Return to caller: { initiatives: [...], workstreams: [...], chain_joins_up: bool, fireable_gates: [...], blocked_gates: [...], structural_risks: [...] }.
No tracker writes. Even in autonomous mode, this skill never creates projects, never re-parents issues, never closes gaps. Findings go to the log; humans act on them.
Log the full pass to .faff/logs/YYYY-MM-DD/HHMMSS-map.md. The log must include every MCP call made (initiatives fetched, projects per initiative, issues per project, comments scanned for structural-gap context) so a follow-up agent can reconstruct the roadmap from the log alone. This narrative HHMMSS-map.md write is subject to the gateway logging gate (skip the narrative write when logging: essential).
Notes
- This skill is read-only because it is a reporting lane — it synthesises and recommends; it never mutates tracker state.
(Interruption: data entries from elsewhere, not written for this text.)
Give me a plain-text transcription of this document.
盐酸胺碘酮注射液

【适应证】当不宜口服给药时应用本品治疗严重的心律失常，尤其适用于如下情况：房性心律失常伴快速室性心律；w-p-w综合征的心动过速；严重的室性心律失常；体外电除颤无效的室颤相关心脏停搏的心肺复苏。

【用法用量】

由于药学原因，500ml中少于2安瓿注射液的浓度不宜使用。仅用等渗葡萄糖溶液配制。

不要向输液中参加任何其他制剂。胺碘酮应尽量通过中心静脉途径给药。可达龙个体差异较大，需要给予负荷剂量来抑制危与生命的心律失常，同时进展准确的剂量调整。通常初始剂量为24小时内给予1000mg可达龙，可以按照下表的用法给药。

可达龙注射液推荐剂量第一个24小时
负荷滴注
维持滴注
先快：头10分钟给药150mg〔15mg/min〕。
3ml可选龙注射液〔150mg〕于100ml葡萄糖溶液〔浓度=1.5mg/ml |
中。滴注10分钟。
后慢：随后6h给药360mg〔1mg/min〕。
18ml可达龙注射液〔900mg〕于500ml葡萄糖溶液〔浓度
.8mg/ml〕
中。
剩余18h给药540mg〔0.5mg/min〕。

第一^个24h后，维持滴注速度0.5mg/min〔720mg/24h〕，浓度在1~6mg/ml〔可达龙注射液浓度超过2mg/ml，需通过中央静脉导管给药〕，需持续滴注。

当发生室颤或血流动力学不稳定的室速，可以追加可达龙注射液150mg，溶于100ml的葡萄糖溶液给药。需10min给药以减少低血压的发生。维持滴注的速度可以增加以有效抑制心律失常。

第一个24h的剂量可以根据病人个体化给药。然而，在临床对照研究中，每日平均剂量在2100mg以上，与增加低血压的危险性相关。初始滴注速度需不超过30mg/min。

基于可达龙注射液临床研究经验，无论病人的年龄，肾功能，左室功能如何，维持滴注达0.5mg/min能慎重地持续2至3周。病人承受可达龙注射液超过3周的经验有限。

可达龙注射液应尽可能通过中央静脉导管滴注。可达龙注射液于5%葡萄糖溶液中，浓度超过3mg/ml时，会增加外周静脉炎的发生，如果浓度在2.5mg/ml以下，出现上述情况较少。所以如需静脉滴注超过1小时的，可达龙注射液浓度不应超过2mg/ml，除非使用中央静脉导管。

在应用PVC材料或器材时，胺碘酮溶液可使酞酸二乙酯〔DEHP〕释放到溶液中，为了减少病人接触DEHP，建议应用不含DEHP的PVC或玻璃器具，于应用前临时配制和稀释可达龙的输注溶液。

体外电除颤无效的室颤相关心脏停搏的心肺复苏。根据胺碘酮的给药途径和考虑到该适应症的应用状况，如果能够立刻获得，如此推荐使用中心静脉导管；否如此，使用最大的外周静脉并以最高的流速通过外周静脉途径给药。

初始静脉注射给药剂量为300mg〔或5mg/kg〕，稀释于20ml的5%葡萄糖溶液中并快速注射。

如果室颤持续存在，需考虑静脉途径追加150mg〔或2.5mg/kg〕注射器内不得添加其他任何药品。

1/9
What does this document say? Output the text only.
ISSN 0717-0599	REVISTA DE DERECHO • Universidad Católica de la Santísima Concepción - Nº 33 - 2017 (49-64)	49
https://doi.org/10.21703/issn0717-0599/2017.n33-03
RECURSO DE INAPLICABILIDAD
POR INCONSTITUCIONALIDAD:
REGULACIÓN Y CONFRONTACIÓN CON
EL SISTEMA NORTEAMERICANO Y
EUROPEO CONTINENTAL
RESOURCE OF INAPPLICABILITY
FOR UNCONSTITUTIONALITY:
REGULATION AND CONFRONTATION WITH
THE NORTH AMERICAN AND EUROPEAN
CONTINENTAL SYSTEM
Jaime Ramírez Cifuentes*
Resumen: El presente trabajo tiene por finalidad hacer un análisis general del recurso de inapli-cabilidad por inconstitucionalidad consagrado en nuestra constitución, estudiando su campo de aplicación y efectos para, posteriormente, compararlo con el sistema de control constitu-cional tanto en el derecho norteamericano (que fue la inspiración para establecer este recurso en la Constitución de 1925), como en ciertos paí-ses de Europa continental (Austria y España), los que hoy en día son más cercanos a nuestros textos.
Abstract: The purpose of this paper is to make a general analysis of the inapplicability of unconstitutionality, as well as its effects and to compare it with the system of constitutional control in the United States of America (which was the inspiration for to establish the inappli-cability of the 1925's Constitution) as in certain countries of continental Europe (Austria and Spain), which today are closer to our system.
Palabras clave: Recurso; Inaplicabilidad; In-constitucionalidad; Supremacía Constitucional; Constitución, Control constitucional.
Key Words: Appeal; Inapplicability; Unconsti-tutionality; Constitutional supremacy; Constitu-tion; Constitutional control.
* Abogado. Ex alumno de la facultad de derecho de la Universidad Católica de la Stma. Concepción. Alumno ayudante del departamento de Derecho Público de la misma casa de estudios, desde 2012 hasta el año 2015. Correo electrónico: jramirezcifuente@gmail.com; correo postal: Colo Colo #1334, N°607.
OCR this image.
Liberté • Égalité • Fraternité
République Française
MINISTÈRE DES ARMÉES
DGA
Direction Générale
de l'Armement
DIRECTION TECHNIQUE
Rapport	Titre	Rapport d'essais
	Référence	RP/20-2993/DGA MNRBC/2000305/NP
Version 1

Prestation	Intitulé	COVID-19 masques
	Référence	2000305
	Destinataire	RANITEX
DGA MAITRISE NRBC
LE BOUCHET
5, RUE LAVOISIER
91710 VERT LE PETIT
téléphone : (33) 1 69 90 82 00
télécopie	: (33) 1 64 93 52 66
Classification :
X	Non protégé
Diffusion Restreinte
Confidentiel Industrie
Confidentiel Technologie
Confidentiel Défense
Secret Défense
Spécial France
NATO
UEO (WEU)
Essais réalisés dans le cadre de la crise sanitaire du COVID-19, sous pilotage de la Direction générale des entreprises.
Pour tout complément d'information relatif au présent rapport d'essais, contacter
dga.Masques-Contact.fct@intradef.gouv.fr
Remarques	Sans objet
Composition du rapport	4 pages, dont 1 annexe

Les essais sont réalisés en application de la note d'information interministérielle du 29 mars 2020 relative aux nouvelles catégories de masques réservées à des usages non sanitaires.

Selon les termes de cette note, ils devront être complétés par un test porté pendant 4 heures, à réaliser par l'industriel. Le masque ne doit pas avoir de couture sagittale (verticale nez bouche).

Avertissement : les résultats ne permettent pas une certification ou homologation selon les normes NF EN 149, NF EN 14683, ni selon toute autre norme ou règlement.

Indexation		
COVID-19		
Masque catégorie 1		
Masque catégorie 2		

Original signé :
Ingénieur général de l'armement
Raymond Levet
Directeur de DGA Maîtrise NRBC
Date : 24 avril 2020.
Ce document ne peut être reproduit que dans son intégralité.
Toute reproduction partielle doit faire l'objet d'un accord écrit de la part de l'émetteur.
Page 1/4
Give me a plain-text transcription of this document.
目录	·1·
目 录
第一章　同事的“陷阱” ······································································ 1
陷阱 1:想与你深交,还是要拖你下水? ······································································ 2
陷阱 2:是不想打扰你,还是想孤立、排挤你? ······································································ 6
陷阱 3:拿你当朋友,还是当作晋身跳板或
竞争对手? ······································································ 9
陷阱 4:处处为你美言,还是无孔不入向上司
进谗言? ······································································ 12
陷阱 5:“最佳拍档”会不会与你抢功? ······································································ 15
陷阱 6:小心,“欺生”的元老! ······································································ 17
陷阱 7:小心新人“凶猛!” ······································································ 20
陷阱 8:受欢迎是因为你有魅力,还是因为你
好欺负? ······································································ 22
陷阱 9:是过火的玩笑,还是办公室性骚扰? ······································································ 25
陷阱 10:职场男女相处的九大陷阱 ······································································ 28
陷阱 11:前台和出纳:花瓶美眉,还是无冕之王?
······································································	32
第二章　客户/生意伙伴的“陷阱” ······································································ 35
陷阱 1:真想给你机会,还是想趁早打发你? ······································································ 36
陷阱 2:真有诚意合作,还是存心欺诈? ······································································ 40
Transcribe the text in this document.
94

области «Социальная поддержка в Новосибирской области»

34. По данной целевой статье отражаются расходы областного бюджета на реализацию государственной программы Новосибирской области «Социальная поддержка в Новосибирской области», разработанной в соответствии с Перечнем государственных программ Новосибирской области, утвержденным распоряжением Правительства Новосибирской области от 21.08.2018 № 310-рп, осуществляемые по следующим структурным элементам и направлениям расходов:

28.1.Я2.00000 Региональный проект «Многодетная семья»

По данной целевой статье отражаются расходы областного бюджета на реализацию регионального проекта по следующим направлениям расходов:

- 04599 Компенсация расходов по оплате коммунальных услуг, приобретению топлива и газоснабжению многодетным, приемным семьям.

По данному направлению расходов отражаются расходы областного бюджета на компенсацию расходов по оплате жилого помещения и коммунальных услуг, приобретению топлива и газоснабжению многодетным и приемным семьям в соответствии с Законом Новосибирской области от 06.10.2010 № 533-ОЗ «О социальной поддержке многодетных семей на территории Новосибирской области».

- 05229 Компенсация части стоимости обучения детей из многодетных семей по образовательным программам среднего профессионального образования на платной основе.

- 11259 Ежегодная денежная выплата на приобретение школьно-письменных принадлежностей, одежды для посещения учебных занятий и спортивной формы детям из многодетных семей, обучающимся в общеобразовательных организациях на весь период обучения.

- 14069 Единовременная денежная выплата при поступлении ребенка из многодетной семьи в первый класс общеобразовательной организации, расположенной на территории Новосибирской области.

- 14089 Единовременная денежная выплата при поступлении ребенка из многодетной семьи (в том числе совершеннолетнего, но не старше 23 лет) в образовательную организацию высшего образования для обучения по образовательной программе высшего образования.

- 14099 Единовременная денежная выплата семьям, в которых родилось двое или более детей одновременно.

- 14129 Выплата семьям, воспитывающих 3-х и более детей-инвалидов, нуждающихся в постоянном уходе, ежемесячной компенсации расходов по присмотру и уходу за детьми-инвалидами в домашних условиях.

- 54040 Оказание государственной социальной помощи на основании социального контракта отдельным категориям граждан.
The read-only stance is map's, not a global ban on autonomous status writes: the mechanical, reversible, child-derived state-coherence rollup is owned by the write counterpart
/faff-tidy (bucket 8).
- Horizon labels vary across trackers. Don't assume the consuming project uses Now/Next/Later — adopt whatever status/cycle vocabulary the tracker already uses (Phase 1), falling back to Now/Next/Later only as this skill's default labels.
- "Initiative" is the term used here; some trackers call them objectives, programs, or themes. Adapt to the tracker's vocabulary in the output, not this skill's defaults.
- The roadmap is a synthesis, not a plan. A plan tells you what to do; this tells you whether the plan you already have hangs together. If the chain doesn't join up, the answer is a planning session, not more execution.
- Don't invent grouping codes (
X2a, Wave 1.3, Phase II.b). Use whatever labels the tracker already uses, full names on first reference, short tags only where the tag was already established.